If we've learned anything from the stock market's collapse, it should be this: You can't let emotions drive business decisions. Investors who lost sight of the fundamental principles of stock value in the late '90s and made buy/sell decisions based on knee-jerk, emotional reactions were the ones with the long faces when the bubble burst.
In some ways, our industry faces the same dangers when it comes to the controversy surrounding the use of longer combination vehicles, or LCVs. Longer combination vehicles are tractor-trailer combinations with two or more trailers that weigh more than 80,000 pounds. These rigs generally come in three varieties: the Rocky Mountain Double (one 48-foot trailer connected to one 28-foot trailer), the Turnpike Double (two 48-foot trailers) and the Triple Trailer (three 28-footers).
In 1991, when Congress passed the Intermodal Surface Transportation Efficiency Act (ISTEA), it authorized the use of LCVs, but only in those states where they were already in use.As a result,one type of LCV or another is currently allowed on designated routes in the following 23 states: Alaska, Arizona, Colorado, Florida, Idaho, Indiana, Iowa, Kansas, Massachusetts, Michigan, Missouri,Montana,Nebraska, Nevada, New York, North Dakota, Ohio, Oklahoma, Oregon, South Dakota, Utah, Washington and Wyoming. In all other jurisdictions, they're banned.
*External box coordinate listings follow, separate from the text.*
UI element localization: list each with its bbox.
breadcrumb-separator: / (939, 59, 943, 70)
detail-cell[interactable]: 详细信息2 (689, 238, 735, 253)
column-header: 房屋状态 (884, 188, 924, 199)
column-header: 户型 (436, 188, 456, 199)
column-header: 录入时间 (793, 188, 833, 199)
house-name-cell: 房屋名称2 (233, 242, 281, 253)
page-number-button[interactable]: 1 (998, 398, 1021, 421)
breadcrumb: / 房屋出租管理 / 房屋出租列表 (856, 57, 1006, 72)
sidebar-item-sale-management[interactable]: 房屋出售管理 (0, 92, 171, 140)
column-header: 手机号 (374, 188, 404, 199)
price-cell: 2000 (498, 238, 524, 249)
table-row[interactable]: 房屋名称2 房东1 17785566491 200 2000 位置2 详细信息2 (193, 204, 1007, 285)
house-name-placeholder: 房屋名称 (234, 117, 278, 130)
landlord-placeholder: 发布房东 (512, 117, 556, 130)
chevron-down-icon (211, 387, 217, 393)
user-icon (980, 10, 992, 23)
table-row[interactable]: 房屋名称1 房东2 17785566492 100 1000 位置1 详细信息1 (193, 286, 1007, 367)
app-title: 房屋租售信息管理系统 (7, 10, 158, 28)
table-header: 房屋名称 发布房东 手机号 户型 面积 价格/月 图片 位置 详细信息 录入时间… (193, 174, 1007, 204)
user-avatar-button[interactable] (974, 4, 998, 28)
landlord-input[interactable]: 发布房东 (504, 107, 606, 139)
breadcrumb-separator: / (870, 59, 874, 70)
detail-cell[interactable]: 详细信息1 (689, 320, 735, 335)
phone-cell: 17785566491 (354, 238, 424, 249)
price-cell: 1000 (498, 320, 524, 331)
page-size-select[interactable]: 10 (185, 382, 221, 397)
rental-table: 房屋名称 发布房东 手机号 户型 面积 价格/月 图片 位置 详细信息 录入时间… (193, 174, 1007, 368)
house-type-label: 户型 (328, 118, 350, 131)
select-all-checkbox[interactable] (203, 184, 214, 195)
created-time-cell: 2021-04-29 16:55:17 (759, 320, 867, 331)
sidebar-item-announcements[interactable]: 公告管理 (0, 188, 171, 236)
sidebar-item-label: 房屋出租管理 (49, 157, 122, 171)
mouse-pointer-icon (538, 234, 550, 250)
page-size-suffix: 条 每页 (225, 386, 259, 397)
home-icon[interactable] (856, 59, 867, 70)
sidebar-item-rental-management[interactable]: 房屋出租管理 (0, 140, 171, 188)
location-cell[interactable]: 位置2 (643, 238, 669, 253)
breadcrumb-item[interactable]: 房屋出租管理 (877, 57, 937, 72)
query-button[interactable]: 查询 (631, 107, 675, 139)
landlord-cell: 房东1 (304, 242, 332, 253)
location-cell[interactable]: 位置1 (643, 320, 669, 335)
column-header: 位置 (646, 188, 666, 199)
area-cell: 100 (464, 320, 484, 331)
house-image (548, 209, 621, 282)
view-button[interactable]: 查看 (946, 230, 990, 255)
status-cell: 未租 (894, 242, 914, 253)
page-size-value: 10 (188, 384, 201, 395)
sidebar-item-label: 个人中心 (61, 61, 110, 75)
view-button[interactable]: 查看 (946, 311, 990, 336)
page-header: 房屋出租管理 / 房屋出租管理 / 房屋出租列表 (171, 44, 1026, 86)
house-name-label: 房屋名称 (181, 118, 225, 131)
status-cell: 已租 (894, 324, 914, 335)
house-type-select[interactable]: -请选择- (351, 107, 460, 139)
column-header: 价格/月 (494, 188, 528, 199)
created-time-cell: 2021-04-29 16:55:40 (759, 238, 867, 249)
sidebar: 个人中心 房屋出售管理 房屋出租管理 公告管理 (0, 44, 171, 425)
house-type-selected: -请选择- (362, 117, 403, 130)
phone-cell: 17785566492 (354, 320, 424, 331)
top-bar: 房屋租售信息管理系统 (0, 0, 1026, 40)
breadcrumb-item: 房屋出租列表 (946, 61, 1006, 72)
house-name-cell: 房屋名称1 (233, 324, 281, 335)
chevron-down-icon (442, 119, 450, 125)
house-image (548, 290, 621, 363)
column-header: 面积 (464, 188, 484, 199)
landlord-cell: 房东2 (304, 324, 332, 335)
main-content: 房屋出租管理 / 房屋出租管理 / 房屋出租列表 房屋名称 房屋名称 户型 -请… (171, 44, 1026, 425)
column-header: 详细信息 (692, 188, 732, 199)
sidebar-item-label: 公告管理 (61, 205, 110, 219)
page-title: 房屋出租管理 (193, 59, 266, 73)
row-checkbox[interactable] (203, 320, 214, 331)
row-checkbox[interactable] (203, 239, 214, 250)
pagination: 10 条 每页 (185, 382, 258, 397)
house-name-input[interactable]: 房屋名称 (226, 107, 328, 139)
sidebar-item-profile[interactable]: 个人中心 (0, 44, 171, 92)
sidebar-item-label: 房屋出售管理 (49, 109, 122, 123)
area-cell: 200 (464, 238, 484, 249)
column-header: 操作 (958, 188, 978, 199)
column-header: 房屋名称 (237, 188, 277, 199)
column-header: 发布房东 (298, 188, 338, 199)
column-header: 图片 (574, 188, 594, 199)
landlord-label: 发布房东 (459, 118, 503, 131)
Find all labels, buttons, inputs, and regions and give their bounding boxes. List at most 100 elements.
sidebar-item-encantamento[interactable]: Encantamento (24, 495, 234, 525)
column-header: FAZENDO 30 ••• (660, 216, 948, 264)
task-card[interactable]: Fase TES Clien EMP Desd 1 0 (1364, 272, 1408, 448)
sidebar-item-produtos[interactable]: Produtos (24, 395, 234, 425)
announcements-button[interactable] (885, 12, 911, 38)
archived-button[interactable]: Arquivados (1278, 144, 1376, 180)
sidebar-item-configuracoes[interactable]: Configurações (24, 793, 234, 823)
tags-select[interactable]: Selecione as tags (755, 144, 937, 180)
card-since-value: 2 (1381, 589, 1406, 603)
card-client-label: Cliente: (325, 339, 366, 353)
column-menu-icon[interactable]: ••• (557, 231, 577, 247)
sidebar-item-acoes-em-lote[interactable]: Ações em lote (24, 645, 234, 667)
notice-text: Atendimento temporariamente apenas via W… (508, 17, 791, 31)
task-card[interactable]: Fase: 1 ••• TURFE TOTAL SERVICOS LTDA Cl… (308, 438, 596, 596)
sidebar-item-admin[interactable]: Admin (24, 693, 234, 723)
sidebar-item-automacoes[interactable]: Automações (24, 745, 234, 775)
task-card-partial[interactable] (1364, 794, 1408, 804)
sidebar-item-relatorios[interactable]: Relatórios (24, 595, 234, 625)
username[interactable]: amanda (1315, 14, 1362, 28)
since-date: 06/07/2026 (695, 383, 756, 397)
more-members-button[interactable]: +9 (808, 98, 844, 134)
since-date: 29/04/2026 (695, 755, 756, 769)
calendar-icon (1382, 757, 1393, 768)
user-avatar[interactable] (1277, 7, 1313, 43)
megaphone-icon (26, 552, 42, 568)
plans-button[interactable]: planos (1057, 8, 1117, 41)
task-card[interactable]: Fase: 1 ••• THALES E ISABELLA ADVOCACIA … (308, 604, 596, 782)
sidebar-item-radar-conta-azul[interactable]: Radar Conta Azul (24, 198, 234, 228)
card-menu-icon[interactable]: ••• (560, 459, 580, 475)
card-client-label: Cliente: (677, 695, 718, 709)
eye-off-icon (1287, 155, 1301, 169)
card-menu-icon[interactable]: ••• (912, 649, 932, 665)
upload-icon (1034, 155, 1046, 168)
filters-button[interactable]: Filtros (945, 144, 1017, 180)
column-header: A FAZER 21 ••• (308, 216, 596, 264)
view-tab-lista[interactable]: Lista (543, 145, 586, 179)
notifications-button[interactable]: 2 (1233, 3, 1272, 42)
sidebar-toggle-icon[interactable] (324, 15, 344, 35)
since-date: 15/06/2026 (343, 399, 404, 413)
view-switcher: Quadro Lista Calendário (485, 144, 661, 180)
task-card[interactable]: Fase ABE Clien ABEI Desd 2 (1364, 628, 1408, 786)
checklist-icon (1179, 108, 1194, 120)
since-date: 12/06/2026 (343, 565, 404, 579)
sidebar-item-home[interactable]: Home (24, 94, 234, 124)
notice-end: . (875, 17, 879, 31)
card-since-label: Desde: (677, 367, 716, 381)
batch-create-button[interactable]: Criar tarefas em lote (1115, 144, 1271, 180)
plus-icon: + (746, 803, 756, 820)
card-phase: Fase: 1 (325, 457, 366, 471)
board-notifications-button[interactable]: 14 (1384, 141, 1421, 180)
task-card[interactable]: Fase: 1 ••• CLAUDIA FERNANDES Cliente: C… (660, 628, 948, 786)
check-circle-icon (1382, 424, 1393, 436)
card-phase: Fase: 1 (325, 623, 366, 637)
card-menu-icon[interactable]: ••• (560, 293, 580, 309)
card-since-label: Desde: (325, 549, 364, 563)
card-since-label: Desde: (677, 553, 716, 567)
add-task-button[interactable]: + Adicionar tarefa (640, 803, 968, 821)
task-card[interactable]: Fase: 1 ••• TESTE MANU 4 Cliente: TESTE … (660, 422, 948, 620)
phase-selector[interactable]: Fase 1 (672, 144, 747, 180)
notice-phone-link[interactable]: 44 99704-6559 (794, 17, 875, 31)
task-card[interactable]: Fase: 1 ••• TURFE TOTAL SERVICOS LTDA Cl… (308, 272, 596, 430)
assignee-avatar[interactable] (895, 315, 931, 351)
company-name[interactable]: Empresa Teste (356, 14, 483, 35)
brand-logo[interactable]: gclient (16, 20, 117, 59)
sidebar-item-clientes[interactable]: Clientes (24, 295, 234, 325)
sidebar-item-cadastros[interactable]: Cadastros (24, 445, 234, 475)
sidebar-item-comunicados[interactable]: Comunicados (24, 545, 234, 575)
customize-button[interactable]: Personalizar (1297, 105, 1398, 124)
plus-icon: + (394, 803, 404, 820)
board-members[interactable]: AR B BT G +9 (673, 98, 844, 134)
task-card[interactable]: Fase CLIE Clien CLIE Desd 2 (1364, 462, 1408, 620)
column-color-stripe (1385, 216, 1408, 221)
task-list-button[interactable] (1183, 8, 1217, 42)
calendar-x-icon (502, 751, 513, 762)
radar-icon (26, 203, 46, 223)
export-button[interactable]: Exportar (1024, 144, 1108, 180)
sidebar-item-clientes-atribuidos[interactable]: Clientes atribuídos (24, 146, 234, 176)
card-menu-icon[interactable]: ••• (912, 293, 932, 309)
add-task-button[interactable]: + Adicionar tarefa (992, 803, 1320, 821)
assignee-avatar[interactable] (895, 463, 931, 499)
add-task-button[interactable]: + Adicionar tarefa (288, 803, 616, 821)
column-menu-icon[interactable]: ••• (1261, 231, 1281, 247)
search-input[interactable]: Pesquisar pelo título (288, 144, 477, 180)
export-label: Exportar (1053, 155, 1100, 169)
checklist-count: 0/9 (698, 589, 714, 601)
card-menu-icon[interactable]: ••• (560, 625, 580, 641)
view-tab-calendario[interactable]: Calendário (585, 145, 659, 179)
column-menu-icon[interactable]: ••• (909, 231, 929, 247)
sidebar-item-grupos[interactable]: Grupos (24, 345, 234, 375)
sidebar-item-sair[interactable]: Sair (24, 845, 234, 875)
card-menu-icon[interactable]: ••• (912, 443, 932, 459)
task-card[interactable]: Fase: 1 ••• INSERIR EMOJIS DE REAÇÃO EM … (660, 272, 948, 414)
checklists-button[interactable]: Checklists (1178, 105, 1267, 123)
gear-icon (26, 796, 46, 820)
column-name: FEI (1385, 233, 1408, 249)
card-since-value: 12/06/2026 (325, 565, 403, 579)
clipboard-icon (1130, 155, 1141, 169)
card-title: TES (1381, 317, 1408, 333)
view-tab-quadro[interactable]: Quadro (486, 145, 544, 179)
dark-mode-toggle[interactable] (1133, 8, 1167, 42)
But that could change soon. Traditionally, amendments to authorize their expansion or restrict their use have been bolted onto highway and other infrastructure funding legislation. Now that a new transportation infrastructure bill has appeared on the congressional docket, factions on both sides of the LCV debate are preparing for battle.
LCV opponents base their arguments on the detrimental effects of LCV use on safety and traffic congestion as well as increased wear and tear on the highw ays. (Interestingly, most of the funding for the anti-LCV groups comes from the rail industry, which views LCVs as a competitive threat.) When attempting to rally support, the anti-LCV groups typically rely heavily on emotionalism, running TV and print ads showing devastating highway accidents, often involving young mothers and their kids in a car and an inattentive truck driver pulling an LCV.
These ads tug at the average motorist's heart strings. None of us cherishes the moments we spend traveling alongside a big truck. The realists among us, though, recognize that motor freight transportation plays a vital role in our economy and affects our quality of life.
The realists, we hope, will also consider the facts. In the (admittedly few) instances where LCVs have been in use for a long period and their safety performance has been tracked, they've fared considerably better than conventional, single-trailer rigs. In Ohio, for instance, where LCVs are allowed on the Ohio Turnpike, LCVs average one accident every 1.48 million miles. Rigs featuring the more standard tractor/trailer configurations, on the other hand, are involved in accidents every 1.06 million miles.
Also consider that every LCV you see on the road means one less tractor is needed to tow that freight. That means less energy is required, fewer toxic emissions are released into the environment, and the highways experience less wear and tear and congestion.
Since the motor carrier industry was deregulated 23 years ago, highway service has sometimes been treated as a commodity buy, forcing carriers to compete by slashing rates. Truckers have come to rely on productivity improvements to remain viable. Denying them the opportunity to use LCVs could force some to close their doors altogether.
By authorizing widerranging use of LCVs, Congress will make the motor freight industry more productive. It will make our highways safer and less congested. It will make the air cleaner.
We can only hope that the facts will outweigh the emotionalism that the anti-LCV groups will try to inject into the debate. In this matter, it's important that we keep our heads about us.